Mr. Anderson’s take on Chrétien de Troyes’s epic tale does not shy away from the feckless reality that is dressed up in the highly romanticized notions of knights in shining armor and courtly love. While Yvain is indeed a renown knight whose reputation is bolstered by tales of honor and derring-do, he falls in love with the beautiful Lady Laudine, wife of a man he has just murdered, as he watches her grieving at her husband’s funeral. After she resignedly agrees to marry him in order to save her estate and people, he turns around and leaves her to head out with Sir Gawain in order to “prove his valor through jousting and feats of arms.” All Laudine asks of Yvain is that he be gone for no more than one year, else her love “will absolutely turn to hatred.”

So what happens? A year passes, and Yvain is having so much fun with his buddies that he doesn’t even think of leaving until a servant arrives to tell him in no uncertain terms not to return home. He then proceeds to fall into a funk and yearns for death. After wandering in the wilderness, saving a lion who becomes his companion, and supposedly overturning “Yvain the fool” to become “Yvain the man” by accomplishing honorable deeds, he heads home, convinced he can regain his wife’s love. How does he do that? By putting her lands and people in mortal danger, then allowing her to be tricked into forgiving him in exchange for protection for her castle.
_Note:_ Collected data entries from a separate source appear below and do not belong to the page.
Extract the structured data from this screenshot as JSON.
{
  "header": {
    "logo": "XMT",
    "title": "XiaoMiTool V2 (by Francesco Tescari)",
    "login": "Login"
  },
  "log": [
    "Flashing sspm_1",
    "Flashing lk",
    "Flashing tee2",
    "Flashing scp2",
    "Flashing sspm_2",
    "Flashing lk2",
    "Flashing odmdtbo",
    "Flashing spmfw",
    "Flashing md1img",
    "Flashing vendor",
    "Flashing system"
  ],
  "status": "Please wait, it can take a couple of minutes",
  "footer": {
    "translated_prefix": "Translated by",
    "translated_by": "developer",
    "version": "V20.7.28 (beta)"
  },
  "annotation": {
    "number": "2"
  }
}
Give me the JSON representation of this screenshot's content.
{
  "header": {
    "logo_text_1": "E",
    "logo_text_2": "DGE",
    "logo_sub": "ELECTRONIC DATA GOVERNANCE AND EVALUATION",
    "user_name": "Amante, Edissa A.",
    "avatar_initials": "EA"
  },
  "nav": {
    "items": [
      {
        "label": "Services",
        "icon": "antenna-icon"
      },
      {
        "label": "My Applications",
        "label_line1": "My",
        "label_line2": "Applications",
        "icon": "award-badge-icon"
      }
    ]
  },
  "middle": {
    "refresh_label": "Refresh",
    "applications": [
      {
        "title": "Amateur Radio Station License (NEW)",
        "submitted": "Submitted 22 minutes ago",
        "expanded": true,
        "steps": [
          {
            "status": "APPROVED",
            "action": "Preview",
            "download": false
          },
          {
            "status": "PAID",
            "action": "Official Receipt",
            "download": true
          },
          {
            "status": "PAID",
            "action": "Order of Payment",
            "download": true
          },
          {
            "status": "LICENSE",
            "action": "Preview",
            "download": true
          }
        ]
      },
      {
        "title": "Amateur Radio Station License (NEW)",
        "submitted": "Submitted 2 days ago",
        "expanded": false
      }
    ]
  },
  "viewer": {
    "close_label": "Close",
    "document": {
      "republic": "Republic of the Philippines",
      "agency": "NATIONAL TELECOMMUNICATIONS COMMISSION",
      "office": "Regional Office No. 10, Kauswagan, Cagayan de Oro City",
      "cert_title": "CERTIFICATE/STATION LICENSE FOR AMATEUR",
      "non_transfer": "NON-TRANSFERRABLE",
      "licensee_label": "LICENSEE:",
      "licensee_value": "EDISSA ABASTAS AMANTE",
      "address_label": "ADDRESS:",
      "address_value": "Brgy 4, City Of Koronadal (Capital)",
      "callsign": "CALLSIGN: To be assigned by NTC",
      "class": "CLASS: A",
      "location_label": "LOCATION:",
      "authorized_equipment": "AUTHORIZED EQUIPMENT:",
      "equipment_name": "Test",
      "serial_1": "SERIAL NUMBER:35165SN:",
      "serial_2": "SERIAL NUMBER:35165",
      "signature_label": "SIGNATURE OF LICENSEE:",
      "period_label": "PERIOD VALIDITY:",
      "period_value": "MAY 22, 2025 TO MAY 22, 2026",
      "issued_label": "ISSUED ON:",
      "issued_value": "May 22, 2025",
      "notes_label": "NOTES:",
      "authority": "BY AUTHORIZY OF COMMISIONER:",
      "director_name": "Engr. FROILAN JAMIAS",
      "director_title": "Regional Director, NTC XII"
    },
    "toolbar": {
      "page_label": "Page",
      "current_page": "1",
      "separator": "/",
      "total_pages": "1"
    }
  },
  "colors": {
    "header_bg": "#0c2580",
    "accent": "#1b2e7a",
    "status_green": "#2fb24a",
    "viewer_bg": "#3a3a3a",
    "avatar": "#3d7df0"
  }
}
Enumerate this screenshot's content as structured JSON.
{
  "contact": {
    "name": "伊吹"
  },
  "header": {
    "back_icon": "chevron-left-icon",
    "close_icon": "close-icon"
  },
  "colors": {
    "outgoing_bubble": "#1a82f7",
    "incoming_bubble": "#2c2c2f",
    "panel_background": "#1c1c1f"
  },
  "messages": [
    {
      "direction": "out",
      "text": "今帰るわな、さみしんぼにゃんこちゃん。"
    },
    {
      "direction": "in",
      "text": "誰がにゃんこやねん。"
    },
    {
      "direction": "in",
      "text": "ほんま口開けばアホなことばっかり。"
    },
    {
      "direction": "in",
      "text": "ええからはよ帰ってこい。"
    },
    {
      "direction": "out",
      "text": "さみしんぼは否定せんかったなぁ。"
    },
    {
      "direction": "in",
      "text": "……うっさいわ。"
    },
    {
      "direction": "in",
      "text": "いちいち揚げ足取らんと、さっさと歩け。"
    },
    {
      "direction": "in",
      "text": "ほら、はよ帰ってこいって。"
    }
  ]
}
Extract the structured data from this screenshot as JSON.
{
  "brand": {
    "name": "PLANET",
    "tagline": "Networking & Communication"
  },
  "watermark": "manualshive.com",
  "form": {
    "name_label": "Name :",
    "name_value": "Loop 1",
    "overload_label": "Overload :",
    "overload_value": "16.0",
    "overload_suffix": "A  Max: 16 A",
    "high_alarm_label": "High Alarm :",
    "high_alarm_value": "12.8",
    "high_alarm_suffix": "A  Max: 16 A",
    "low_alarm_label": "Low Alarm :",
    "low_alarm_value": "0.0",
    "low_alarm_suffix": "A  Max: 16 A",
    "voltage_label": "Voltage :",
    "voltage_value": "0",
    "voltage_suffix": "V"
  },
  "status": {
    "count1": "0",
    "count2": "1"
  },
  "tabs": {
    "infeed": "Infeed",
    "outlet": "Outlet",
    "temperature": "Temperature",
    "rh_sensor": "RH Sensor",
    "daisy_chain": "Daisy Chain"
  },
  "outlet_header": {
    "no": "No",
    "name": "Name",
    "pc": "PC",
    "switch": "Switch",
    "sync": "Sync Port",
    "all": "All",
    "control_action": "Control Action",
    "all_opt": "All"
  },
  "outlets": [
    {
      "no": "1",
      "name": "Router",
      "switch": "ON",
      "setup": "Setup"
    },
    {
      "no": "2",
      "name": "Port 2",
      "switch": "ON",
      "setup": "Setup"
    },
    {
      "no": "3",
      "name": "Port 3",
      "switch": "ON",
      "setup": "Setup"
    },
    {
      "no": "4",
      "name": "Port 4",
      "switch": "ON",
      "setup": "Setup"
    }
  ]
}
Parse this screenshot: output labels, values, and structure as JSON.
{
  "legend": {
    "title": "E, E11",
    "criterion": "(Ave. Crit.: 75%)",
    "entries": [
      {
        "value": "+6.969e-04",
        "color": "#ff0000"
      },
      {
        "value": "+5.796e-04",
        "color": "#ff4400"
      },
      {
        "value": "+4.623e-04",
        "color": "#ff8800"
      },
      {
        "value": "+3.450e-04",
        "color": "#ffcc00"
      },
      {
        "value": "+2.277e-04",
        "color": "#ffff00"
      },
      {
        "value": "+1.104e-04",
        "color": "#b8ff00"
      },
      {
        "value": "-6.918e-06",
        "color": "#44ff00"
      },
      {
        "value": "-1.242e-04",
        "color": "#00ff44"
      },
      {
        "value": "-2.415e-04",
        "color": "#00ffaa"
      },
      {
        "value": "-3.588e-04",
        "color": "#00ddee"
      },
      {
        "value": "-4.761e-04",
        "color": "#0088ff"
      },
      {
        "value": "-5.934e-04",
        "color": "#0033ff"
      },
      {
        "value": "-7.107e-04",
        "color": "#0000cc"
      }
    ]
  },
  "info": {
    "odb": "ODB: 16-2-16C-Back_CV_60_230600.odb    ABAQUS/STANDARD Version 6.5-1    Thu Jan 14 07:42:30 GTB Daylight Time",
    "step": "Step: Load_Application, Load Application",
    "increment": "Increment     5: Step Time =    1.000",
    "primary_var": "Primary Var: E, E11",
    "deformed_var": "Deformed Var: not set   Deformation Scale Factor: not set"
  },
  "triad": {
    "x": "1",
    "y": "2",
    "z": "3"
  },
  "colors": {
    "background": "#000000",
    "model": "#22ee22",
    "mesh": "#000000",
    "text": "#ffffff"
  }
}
That’s an awfully cynical depiction of love – nothing “courtly” about it, yet indicative of the stories that gave rise to the myth despite the manipulation and indifference regarding the desires of the woman at its core.

Yet the strongest component of M. T. Anderson’s narrative (which is taken, for the most part, directly from Chrétien de Troyes’s text) is how Lady Laudine, and her attendant Lunette (who is the pivot upon which her lady’s manipulation turns), are not marginalized characters. Both women are intelligent, knowing how to work within the constraints of their time and place to forge an unswerving sense of their own identity. Lunette is the cleverest player in this tale, able to catch the ear of both Yvain and Laudine, achieving her desired outcome by plying their emotions to her own ends. And Lady Laudine, fully understanding her role in her world, nevertheless refuses to acquiesce to Yvain’s protestations of love, remaining alternately fiery and steely cool, unwilling to relinquish her anger even as she accepts the dictates of the male-centric world around her. These truly are women to admire, despite the objectification of their sex in myth, legend and history.

And it must be noted that Yvain: The Knight of the Lion is a beautiful book. Andrea Offermann’s illustrations are gorgeously understated and graceful, even during the liberal combat scenes. Her use of thematic colors, authentic clothes and armor, referenced locations, and the gracefulness of her characters, lend an immediacy to the story that draws in the reader so deftly, so lyrically. Not lush, but rich; not ornate but with a strength and clarity that is pleasing to the eye and soul.

A pleasure for the eye, the ear, and the mind, and oh, so much more than a kid’s book. Go ahead – treat yourself.

~ Sharon Browning

* From M. T. Anderson in his Author’s Note, speaking to the subtle irony in Chrétien de Troyes’s original text.